O GLOBO, 06/07/2013
Panorama Carioca
Gilberto Scofield Jr
Esbarrei em dois livros que ajudam a enxergar, em níveis mais profundos, as manifestações no Rio: do protesto dos moradores da Maré à gritaria na porta do governador Sérgio Cabral, no Leblon, passando pela marcha dos moradores de Rocinha e Vidigal pela Niemeyer. Um dos livros é “Cidadania, um projeto em construção”, organizado por André Botelho e Lilia Schwarcz.
Ele reúne ensaios sobre minorias, Justiça e direitos nos centros urbanos brasileiros. O outro é “Até o último homem”, organizado por Felipe Brito e Pedro Rocha de Oliveira, com ensaios sobre a administração policial das comunidades cariocas pós-UPP e as ações de segurança anteriores. O primeiro traz o debate sobre direitos humanos e diferenças sociais, raciais, religiosas e de gênero a partir de uma visão sociológica da Academia. O segundo avalia a ação policial no Rio a partir de uma visão de dentro das comunidades.

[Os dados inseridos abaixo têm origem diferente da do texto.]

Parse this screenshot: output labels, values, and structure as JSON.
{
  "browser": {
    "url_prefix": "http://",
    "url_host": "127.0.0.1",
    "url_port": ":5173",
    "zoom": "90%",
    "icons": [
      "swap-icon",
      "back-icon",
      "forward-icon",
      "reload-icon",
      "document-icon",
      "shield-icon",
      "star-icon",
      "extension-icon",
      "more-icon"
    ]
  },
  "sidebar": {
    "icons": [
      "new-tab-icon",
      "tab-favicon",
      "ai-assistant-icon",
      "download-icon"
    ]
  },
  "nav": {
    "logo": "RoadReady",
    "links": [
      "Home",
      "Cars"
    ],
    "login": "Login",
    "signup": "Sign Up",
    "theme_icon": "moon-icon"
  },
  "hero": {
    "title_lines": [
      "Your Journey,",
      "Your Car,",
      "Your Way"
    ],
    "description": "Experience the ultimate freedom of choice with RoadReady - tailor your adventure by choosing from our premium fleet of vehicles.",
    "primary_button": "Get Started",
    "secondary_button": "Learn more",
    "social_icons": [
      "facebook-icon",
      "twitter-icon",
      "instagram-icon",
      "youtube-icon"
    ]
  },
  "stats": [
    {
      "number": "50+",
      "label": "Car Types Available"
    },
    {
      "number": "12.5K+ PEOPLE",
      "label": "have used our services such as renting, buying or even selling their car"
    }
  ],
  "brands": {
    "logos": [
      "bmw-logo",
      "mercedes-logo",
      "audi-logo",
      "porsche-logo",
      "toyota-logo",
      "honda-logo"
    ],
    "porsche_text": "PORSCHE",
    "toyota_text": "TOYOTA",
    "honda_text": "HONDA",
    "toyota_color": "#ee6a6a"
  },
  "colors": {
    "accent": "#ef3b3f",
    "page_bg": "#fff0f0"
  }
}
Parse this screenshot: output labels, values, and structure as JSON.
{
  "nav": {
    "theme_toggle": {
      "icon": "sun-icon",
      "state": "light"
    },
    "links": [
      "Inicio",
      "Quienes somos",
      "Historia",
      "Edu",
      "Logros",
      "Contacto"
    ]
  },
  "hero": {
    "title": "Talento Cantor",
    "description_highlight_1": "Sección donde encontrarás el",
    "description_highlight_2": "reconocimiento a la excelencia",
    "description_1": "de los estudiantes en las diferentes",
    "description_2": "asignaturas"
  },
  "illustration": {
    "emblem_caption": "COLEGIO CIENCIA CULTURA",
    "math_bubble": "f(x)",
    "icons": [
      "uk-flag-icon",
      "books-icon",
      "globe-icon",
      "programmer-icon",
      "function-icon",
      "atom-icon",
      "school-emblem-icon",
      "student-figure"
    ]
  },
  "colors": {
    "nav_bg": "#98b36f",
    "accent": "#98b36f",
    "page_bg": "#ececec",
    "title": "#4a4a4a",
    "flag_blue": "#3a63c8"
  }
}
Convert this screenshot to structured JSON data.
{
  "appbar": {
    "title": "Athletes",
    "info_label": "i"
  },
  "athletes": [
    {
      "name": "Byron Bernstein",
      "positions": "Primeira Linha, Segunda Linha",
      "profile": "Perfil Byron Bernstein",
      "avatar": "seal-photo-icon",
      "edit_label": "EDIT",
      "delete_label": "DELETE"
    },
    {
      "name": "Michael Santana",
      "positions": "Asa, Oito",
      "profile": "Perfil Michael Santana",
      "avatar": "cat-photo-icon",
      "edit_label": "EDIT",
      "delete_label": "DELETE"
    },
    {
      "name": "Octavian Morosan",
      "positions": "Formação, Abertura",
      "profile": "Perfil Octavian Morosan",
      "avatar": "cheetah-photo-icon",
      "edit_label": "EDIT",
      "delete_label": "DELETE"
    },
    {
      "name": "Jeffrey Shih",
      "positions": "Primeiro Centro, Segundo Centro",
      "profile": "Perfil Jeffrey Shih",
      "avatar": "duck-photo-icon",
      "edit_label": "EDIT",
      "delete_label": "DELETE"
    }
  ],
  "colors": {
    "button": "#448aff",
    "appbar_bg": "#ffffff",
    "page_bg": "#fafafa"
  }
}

Curiosamente, cada um com seu viés, os livros convergem para exibir o grau de hipocrisia e má vontade com que todos tratam — os cariocas e seus governos — o que não é status quo. Pobres, negros, mulheres, gays, moradores periféricos e de favelas permanecem no Rio, em pleno século XXI, em constante batalha por inclusão. É óbvio que ninguém precisa ler os livros para perceber o fenômeno, mas a maneira como essa conclusão é construída nos ensaios é especialmente relevante numa cidade em transformação como o Rio. Afinal, é preciso pensar o pós-pacificação. E apesar do trabalho da UPP e da inegável sensação de mais segurança, a ideia de “Cidade Partida” — brilhantemente cunhada pelo querido Zuenir Ventura em 1994 e que vai bem além da questão da violência — continua sendo uma triste realidade.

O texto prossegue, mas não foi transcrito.